Entretanto, na prática muitas vezes estas ações preconizadas nos documentos oficiais não são contempladas. Uma equipe multidisciplinar composta por assistentes sociais, geógrafos, sociólogos, psicólogos, professores, dentre outros, passaram a atuar na comunidade desenvolvendo as ações sociais previstas pela CDHU. Foram realizadas oficinas temáticas, cursos de capacitação profissionais, vistorias, palestras e reuniões que visavam alcançar os preceitos apontados pelo Ministério das Cidades, mas também e, primeiramente, a mediação de conflitos para o bom andamento das obras.

Acompanhamos este trabalho bem de perto, pois no início do projeto (2009), fazíamos parte da equipe que realizava os primeiros contatos com os moradores para acompanhamento das intervenções e para a elaboração das atividades sociais. Mesmo considerando que alguns técnicos quisessem colaborar, de fato, na concretização de uma proposta emancipatória, todas as atividades definidas pela CDHU, visavam estabelecer laços de amizade para facilitar o envolvimento dos moradores na execução do projeto da Companhia.

Dentre as atividades previstas destacamos as ações que, do ponto de vista técnico, possibilitaram a viabilização da urbanização, principalmente por que algumas destas ações foram estratégicas para a mediação de conflitos, como por exemplo, o plantão social.
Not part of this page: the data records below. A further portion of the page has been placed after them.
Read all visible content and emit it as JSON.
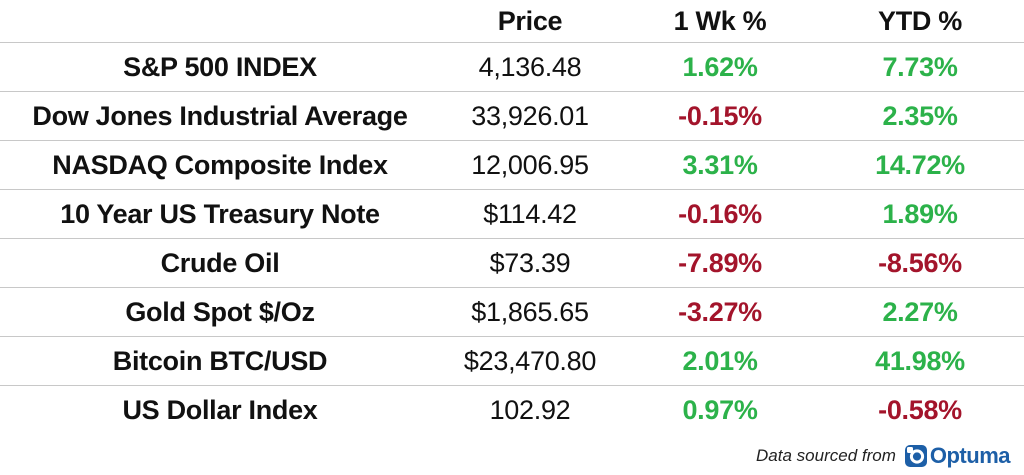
{
  "header": {
    "price": "Price",
    "week": "1 Wk %",
    "ytd": "YTD %"
  },
  "rows": [
    {
      "name": "S&P 500 INDEX",
      "price": "4,136.48",
      "week": "1.62%",
      "ytd": "7.73%"
    },
    {
      "name": "Dow Jones Industrial Average",
      "price": "33,926.01",
      "week": "-0.15%",
      "ytd": "2.35%"
    },
    {
      "name": "NASDAQ Composite Index",
      "price": "12,006.95",
      "week": "3.31%",
      "ytd": "14.72%"
    },
    {
      "name": "10 Year US Treasury Note",
      "price": "$114.42",
      "week": "-0.16%",
      "ytd": "1.89%"
    },
    {
      "name": "Crude Oil",
      "price": "$73.39",
      "week": "-7.89%",
      "ytd": "-8.56%"
    },
    {
      "name": "Gold Spot $/Oz",
      "price": "$1,865.65",
      "week": "-3.27%",
      "ytd": "2.27%"
    },
    {
      "name": "Bitcoin BTC/USD",
      "price": "$23,470.80",
      "week": "2.01%",
      "ytd": "41.98%"
    },
    {
      "name": "US Dollar Index",
      "price": "102.92",
      "week": "0.97%",
      "ytd": "-0.58%"
    }
  ],
  "footer": {
    "source_text": "Data sourced from",
    "logo_text": "Optuma",
    "logo_icon": "optuma-logo-icon"
  },
  "colors": {
    "positive": "#2cb24a",
    "negative": "#a3142b",
    "brand": "#1d5fa7"
  }
}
A equipe técnica social atendia diariamente os moradores, em um escritório situado no local, para o esclarecimento de dúvidas, encaminhando reclamações e monitorando as resoluções de problemas do cotidiano do lugar.
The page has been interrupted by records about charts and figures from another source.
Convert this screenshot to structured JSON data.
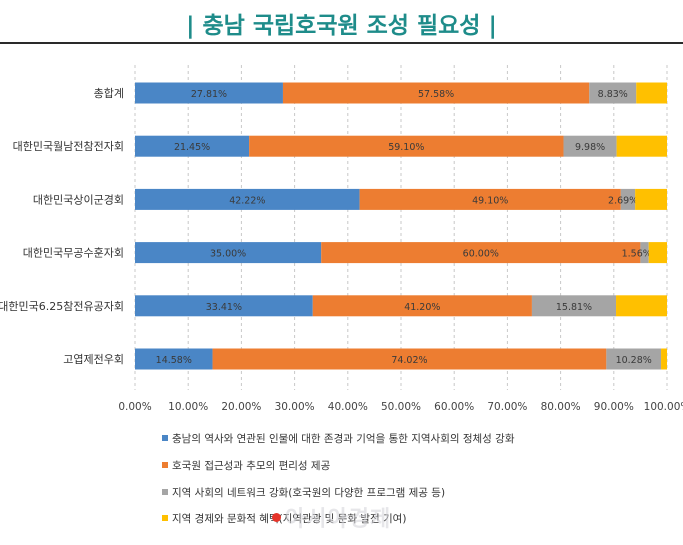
{
  "header": {
    "title": "| 충남 국립호국원 조성 필요성 |"
  },
  "chart_data": {
    "type": "bar",
    "orientation": "horizontal",
    "stacked": true,
    "categories": [
      "총합계",
      "대한민국월남전참전자회",
      "대한민국상이군경회",
      "대한민국무공수훈자회",
      "대한민국6.25참전유공자회",
      "고엽제전우회"
    ],
    "series": [
      {
        "name": "충남의 역사와 연관된 인물에 대한 존경과 기억을 통한 지역사회의 정체성 강화",
        "color": "#4a86c6",
        "values": [
          27.81,
          21.45,
          42.22,
          35.0,
          33.41,
          14.58
        ]
      },
      {
        "name": "호국원 접근성과 추모의 편리성 제공",
        "color": "#ed7d31",
        "values": [
          57.58,
          59.1,
          49.1,
          60.0,
          41.2,
          74.02
        ]
      },
      {
        "name": "지역 사회의 네트워크 강화(호국원의 다양한 프로그램 제공 등)",
        "color": "#a5a5a5",
        "values": [
          8.83,
          9.98,
          2.69,
          1.56,
          15.81,
          10.28
        ]
      },
      {
        "name": "지역 경제와 문화적 혜택(지역관광 및 문화 발전 기여)",
        "color": "#ffc000",
        "values": [
          5.78,
          9.47,
          5.99,
          3.44,
          9.58,
          1.12
        ]
      }
    ],
    "data_labels": [
      [
        "27.81%",
        "57.58%",
        "8.83%",
        ""
      ],
      [
        "21.45%",
        "59.10%",
        "9.98%",
        ""
      ],
      [
        "42.22%",
        "49.10%",
        "2.69%",
        ""
      ],
      [
        "35.00%",
        "60.00%",
        "1.56%",
        ""
      ],
      [
        "33.41%",
        "41.20%",
        "15.81%",
        ""
      ],
      [
        "14.58%",
        "74.02%",
        "10.28%",
        ""
      ]
    ],
    "x_ticks": [
      "0.00%",
      "10.00%",
      "20.00%",
      "30.00%",
      "40.00%",
      "50.00%",
      "60.00%",
      "70.00%",
      "80.00%",
      "90.00%",
      "100.00%"
    ],
    "xlim": [
      0,
      100
    ],
    "grid": "vertical dashed",
    "legend_position": "bottom"
  },
  "watermark": "아시아경제"
}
Outra atividade importante para a mediação dos conflitos e a viabilização do projeto da CDHU foi a difusão de informações em reuniões realizadas nos núcleos para esclarecimentos sobre o andamento das obras. Além disso, a equipe técnica social, sempre que considerou necessário, realizou visitas domiciliares atendendo aos objetivos da CDHU, mas, também, na tentativa de resolução de problemas que iam surgindo no cotidiano dos moradores.

Com isso, entendemos haver uma contradição entre os preceitos do trabalho técnico social idealizado pelo Ministério das Cidades e a sua prática realizada pela Companhia. Por mais que os técnicos tivessem intenções de contribuir na construção de autonomia das famílias e de participação nas lutas por seus direitos, o trabalho principal era realizar ações que respaldassem a concretização e sustentabilidade do projeto urbanístico da Companhia para a qual trabalhavam.
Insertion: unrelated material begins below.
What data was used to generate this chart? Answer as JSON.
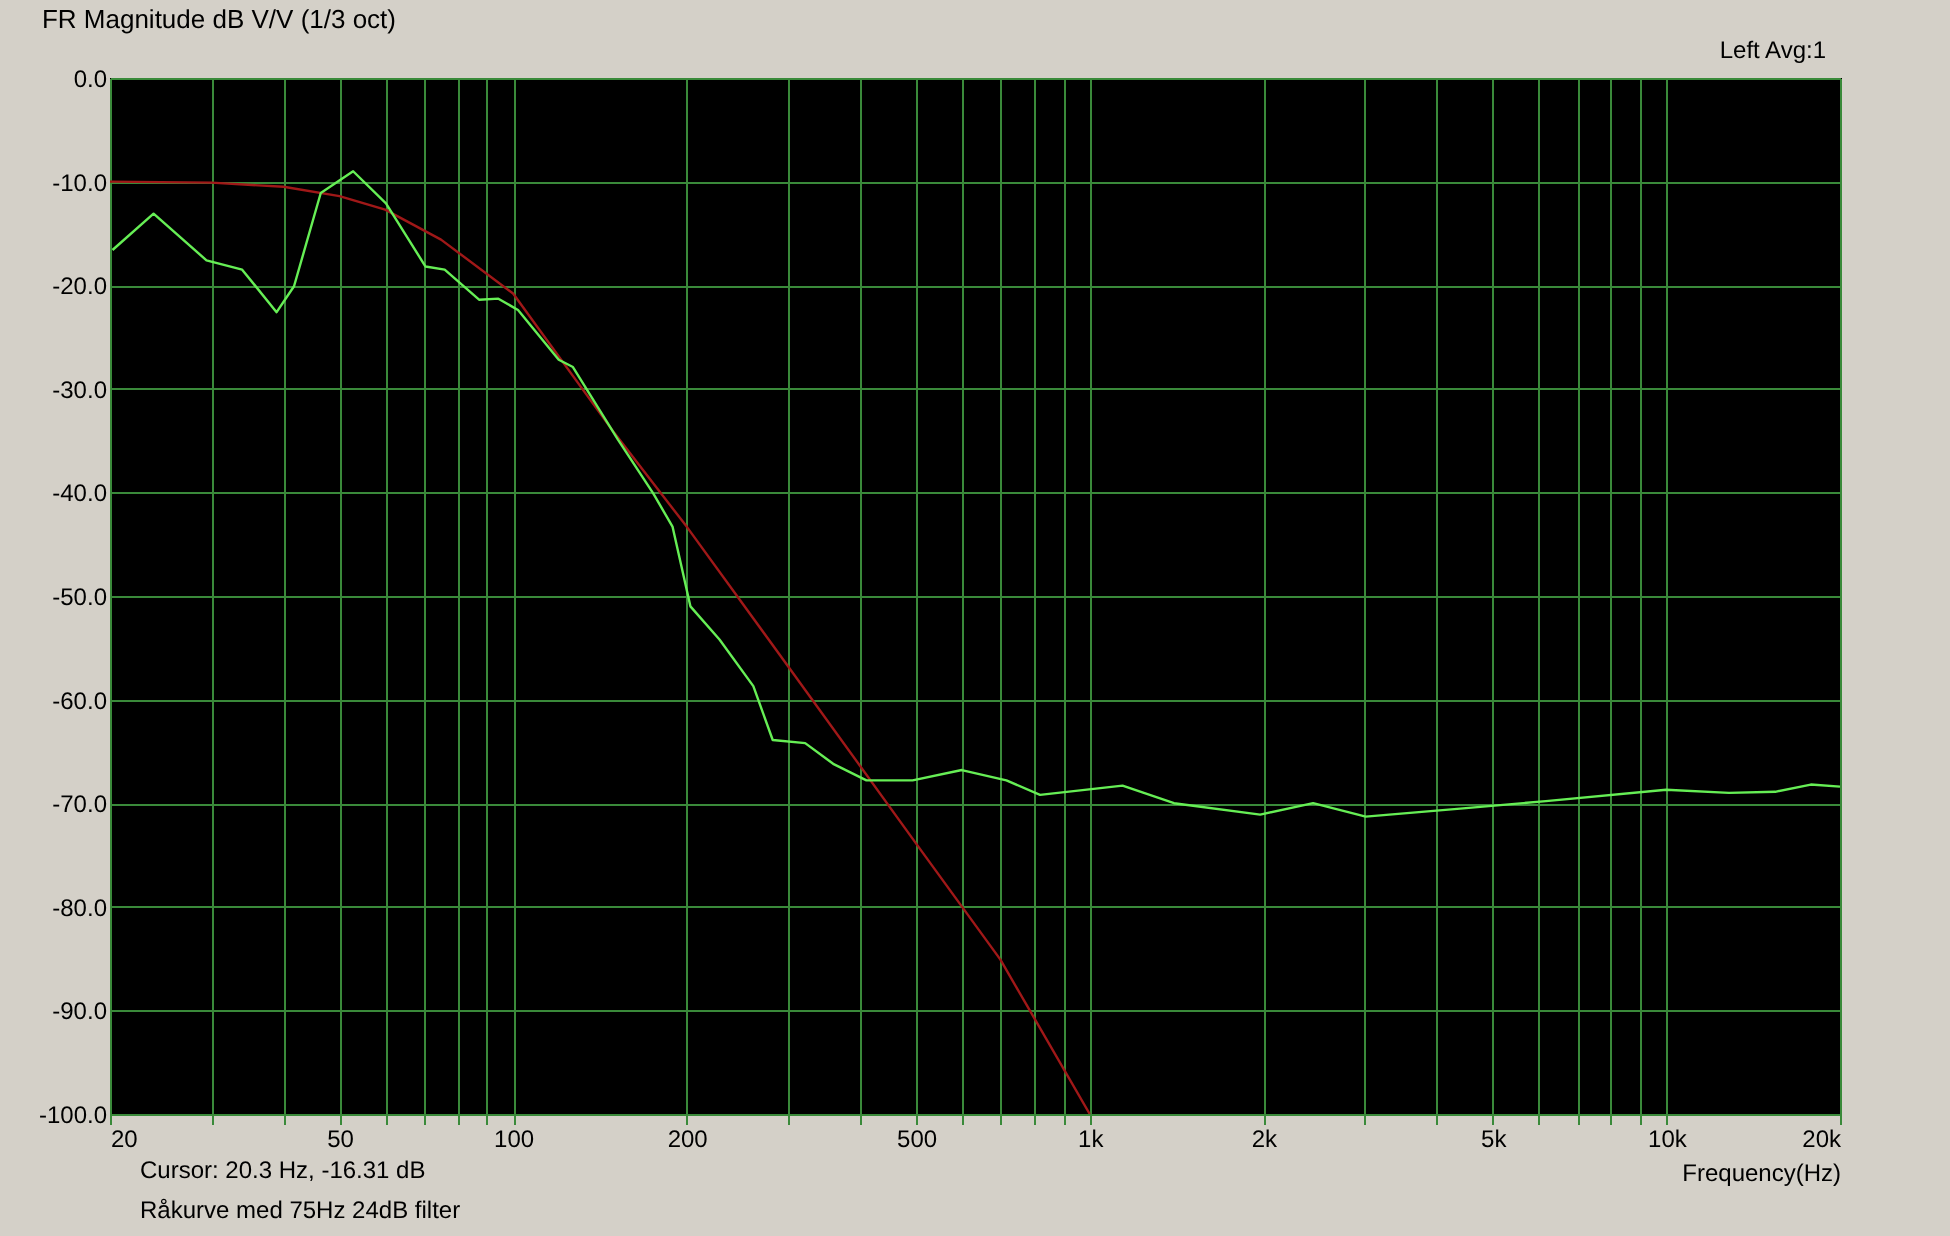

Do ponto de vista social, entendemos que para a viabilização do projeto outro fato foi fundamental. Referimo-nos à participação das associações de moradores, que através de suas representantes acompanharam as atividades sociais e cobravam da Companhia a qualidade dos serviços realizados e, ao mesmo tempo, ajudaram a CDHU, convencendo os moradores a aderir ao projeto governamental, dando suporte para a sua manutenção.

Neste sentido, ocorreram conflitos relacionados à colaboração das associações de moradores com o poder público. Foram situações que fizeram com que a luta social perdesse sua autonomia, com a cooptação, de alguma forma, de integrantes das associações pelo poder público, possibilitando a “pacificação” e a articulação de ações visando a realização de projetos de acordo com interesses governamentais.

Analisando esta possibilidade de aparelhamento das associações, Bega dos Santos ressalta a importância de se trabalhar com o poder público, mantendo o

distanciamento adequado para que as associações comunitárias não percam a autonomia conquistada e as experiências das lutas sociais do passado. Nos dias de hoje, “procura-se relativizar o conceito de autonomia, no sentido de, avançar nas conquistas, saber distinguir o limite entre ‘compactuar’ e ‘atuar’ conjuntamente de forma crítica”. (2008, p.150)

Neste sentido, existem dilemas neste processo, a referida autora destaca que é muito difícil a construção de um espaço político como espaço público que não seja dissolvido e absorvido pelo Estado, tal como tem acontecido na história brasileira. Entendemos que estas contradições estiveram presentes, durante as ações desencadeadas no cotidiano das obras de urbanização pela Companhia e pelas associações de moradores.

Em anexo I, segue documentação fotográfica de algumas ações realizadas através do trabalho técnico social.